We are watching a building burn. Six firemen stand holding a net three stories below - a terrified woman standing on a ledge looking down. She will leap into the safety net.

Picture our country with its safety nets. We are a generous and caring nation where charities help the destitute. Privately funded charities and churches have cared for the needy for at least two centuries. In the early 20th century, the U.S. instituted government programs to provide a social safety net to provide public assistance to those in need for a limited period of time. For people with debilitating illness or birth defects, assistance was extended. This is our safety net.

Now we find ourselves facing a situation without the net. There are two things collapsing the safety net: (1) there no longer are enough firemen to hold the net; (2) there are too many people jumping into a net made for far less weight and stress. We are putting an elephant in a net as frail as a spider web.

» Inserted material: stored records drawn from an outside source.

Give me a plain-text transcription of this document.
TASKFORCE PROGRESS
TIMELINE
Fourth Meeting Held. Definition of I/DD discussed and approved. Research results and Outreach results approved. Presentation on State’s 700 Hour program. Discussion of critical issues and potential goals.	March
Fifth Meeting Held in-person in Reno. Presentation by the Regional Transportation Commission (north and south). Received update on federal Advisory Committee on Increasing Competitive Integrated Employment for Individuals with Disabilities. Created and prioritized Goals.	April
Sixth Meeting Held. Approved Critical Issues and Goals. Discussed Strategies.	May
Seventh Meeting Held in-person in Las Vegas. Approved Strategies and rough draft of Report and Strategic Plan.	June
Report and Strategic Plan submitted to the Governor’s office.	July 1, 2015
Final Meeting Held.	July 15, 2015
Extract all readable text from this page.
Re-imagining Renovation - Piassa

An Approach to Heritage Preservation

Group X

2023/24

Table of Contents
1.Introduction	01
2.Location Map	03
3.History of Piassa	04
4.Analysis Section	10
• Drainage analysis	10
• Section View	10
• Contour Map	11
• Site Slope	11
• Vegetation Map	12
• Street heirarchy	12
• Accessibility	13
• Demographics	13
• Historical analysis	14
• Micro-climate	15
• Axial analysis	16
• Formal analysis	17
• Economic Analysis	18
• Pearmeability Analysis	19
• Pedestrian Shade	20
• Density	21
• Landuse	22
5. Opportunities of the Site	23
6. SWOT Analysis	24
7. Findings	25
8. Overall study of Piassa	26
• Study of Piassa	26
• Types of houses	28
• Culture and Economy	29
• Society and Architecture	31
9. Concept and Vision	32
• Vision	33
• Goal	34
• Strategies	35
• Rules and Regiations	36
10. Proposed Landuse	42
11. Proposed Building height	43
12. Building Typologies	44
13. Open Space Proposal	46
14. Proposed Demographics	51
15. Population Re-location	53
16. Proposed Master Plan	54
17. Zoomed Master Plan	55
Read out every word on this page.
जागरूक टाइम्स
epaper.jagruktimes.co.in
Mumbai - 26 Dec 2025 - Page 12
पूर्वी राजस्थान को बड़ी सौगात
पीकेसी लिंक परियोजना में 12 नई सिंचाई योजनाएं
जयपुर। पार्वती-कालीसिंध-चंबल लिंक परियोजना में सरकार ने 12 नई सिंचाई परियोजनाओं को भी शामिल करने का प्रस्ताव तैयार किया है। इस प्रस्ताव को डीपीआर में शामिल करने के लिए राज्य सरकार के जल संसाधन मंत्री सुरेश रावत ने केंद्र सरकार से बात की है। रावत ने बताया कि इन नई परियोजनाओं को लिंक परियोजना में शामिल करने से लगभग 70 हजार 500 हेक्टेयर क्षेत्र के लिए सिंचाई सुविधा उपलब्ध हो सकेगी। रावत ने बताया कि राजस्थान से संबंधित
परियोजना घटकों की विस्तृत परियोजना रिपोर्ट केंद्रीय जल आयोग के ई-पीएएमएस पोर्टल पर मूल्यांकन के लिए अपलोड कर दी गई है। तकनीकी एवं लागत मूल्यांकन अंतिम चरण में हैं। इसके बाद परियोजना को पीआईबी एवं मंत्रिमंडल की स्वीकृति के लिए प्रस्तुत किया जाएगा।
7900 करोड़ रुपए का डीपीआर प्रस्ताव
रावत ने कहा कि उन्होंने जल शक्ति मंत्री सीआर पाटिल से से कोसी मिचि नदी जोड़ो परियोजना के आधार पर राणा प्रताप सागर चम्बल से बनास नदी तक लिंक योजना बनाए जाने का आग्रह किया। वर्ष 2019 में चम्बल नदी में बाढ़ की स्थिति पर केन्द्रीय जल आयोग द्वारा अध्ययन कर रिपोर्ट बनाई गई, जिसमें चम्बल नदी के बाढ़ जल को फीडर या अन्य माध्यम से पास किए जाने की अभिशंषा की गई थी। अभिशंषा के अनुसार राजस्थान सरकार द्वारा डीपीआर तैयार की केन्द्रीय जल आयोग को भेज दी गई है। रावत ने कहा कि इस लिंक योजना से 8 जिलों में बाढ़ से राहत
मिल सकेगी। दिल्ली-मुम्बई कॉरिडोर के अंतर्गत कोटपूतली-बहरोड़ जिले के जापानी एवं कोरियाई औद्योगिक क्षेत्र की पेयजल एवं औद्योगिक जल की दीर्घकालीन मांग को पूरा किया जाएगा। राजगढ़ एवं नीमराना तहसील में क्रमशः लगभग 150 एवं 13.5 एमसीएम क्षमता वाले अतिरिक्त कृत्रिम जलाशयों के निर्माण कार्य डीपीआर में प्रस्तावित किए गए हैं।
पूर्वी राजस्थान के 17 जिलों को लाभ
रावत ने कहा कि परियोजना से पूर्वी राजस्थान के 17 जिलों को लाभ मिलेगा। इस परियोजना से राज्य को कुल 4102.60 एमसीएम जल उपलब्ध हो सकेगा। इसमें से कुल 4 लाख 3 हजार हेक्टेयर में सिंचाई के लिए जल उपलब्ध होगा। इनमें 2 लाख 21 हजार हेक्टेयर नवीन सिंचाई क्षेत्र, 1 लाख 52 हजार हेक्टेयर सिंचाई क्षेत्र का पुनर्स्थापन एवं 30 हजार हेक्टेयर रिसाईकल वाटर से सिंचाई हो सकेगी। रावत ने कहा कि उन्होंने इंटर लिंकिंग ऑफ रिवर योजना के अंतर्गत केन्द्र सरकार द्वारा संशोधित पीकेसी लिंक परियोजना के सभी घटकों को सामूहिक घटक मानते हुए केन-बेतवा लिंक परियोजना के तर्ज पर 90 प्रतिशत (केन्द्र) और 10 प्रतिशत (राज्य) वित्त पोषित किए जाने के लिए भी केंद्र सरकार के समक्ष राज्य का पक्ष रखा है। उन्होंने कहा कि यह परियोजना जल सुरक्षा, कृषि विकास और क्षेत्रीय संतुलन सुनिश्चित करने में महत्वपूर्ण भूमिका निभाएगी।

The social net has expanded to include addicts and people with minor injuries. A temporary safety net has become a permanent holding tank for people who don’t have the will to climb out. Unmarried women birthing fatherless children abuse the system in a continuing spiral of dependency. Power-hungry politicians benefit from dependency voters. The net is full of holes created by eliminated work and accountability requirements.

Currently we have millions more unemployed and underemployed people who don’t support the net with taxes. We have added thousands of costly unionized government employees, exceeding in numbers those in a decreasing private sector.

Add to the above the debt of $17 trillion of which billions are sent to nations that do not respect the U.S and continue to vote against us in the UN. Add Obamacare and illegal immigration amnesty and the net dissolves.

It doesn’t have to be that way. If voters awaken and learn that a Euro-socialist society will not work in America. We must create a business-friendly environment, lift the burden of unnecessary regulations, encourage private investment and produce jobs. We must stop rampant fraud and initiate tougher standards for receiving welfare, stop rampant federal spending and relearn that charity begins at home. We can repair the net.